Starring: Kevin Hart, Josh Gad, Kelly Cuoco-Sweeting, Ken Howard, Mimi Rogers, ClorisLeachman

Jimmy Callahan (Kevin Hart) has a good business model going. For a neat little sum of money he becomes the best man at the weddings of hapless losers who have no friends of their own. His latest client is nerdy but rich tax attorney, Doug (Josh Gad), who is about to get married to the gorgeous and way-out-of-his-league Gretchen Palmer (Kaley Cuco-Sweeting from The Big Bang Theory). Doug is so bereft of friends that not only does he not have a best man but he doesn’t have a single groomsman either. So Jimmy has an almost impossible task in front of him and a very short space of time in which he has to pull off a miracle.

If you leave all logic at the door then you can have a few good laughs (the better stuff is stacked up front) and Hart and Gad have reasonably good chemistry.
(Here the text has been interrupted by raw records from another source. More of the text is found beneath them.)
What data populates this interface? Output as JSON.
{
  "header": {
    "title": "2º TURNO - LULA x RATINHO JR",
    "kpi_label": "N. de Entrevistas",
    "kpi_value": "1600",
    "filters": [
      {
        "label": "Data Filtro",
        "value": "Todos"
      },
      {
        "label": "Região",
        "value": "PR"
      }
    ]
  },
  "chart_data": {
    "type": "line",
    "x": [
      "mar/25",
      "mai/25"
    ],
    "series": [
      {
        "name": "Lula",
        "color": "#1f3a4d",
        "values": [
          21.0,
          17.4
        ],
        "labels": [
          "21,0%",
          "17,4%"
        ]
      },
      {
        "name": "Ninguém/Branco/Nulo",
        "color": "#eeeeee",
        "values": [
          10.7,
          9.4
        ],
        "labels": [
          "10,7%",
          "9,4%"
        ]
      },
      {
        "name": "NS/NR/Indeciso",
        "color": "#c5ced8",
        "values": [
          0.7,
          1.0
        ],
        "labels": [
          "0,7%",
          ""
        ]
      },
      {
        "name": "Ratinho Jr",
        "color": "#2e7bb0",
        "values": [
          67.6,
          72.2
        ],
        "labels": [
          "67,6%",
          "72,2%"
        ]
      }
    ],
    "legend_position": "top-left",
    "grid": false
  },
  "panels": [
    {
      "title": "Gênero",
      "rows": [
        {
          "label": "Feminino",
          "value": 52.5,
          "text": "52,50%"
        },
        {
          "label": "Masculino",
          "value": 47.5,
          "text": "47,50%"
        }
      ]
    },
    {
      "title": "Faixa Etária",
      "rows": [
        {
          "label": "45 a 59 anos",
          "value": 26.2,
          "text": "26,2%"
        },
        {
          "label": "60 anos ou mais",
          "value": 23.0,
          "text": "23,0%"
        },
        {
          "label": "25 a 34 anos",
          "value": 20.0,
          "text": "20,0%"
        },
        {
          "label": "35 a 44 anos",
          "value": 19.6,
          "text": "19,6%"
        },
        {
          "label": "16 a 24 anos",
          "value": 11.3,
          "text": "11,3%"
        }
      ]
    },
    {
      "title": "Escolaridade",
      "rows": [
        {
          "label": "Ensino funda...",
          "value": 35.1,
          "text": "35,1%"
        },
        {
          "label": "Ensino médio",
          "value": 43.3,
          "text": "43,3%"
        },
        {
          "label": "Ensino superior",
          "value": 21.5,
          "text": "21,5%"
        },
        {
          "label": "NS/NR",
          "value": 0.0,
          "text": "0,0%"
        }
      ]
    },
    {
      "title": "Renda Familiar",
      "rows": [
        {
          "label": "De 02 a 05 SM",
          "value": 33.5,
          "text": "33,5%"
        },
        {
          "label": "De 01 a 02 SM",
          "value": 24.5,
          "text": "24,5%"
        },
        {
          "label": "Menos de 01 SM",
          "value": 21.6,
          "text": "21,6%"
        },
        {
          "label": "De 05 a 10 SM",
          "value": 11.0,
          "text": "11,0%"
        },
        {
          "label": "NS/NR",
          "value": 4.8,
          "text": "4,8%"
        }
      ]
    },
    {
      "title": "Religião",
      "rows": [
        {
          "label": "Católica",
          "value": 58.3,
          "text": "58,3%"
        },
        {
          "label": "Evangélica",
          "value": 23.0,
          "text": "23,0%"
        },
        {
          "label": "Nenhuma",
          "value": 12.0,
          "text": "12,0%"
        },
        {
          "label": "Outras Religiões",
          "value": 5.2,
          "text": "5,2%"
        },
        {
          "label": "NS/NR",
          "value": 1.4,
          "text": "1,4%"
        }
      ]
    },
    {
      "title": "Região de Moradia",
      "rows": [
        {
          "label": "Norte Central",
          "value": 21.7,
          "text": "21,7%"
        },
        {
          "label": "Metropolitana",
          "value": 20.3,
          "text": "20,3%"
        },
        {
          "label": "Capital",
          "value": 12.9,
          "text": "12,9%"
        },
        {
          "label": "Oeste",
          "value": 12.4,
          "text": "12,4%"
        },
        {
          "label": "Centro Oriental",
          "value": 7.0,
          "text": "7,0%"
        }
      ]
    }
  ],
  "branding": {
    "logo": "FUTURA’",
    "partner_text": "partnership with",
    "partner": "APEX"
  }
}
But the movie gets increasingly bogged down by an uninspired script and scenes which have no real bearing on the proceedings – such as an interminable and decidedly not funny touch football game with Doug and his "pals" on one side and his future father-in-law’s friends led by Joe Namath on the other.

Cut to chase: Only for a very, very slow afternoon.

Seventh Son **

Dir:Sergei Bodrov

Starring: Jeff Bridges, Julianne Moore, Ben Barnes, Kit Harrington, Alicia Vikander, Olivia Williams

For those still suffering Harry Potter withdrawal symptoms you could do worse than read The Wardstone Chronicles (or The Spook’s Apprentice) series by Joseph Delaney. In thirteen books, Delaney chronicles the adventures of Tom Ward, the seventh son of a seventh son, who is apprenticed to John Gregory, a Spook. Spooks spend their lives battling supernatural evil creatures such as witches, boggarts, ghosts, and ghasts and, like the Potter series, Tom Ward’s adventures also get progressively darker and certainly provide some spine-chilling moments. There’s plenty of good stuff in the books to provide fodder for a successful movie franchise.

But fans of the books (count me in as one) will end up disappointed with the Seventh Son. The movie starts off promisingly enough but then rather than trust the source material and adapting just one (or perhaps two) of the books it tries to squeeze in too much (some of it borrowed from the books and some of it invented for the screen) into one movie. The result is that most of the character development either gets sacrificed (at the altar of so-called action) or is too rushed to be believable. What we are left with is a mish-mash of medieval fantasy tropes, adequate but uninspiring special effects and cut-rate characterisation wrapped up in a screenplay which doesn’t allow itself enough room to breathe. The cast tries to do what it can (though Jeff Bridges’ choice of accent for John Gregory is a very odd one, serving more to distract than enhance) but doesn’t really have much to work with. Julianne Moore is the wicked witch Malkin and Ben Barnes (Prince Caspian from the Narnia movies) is Tom Ward.

Cut to chase: Disappointing adaptation of a popular book series.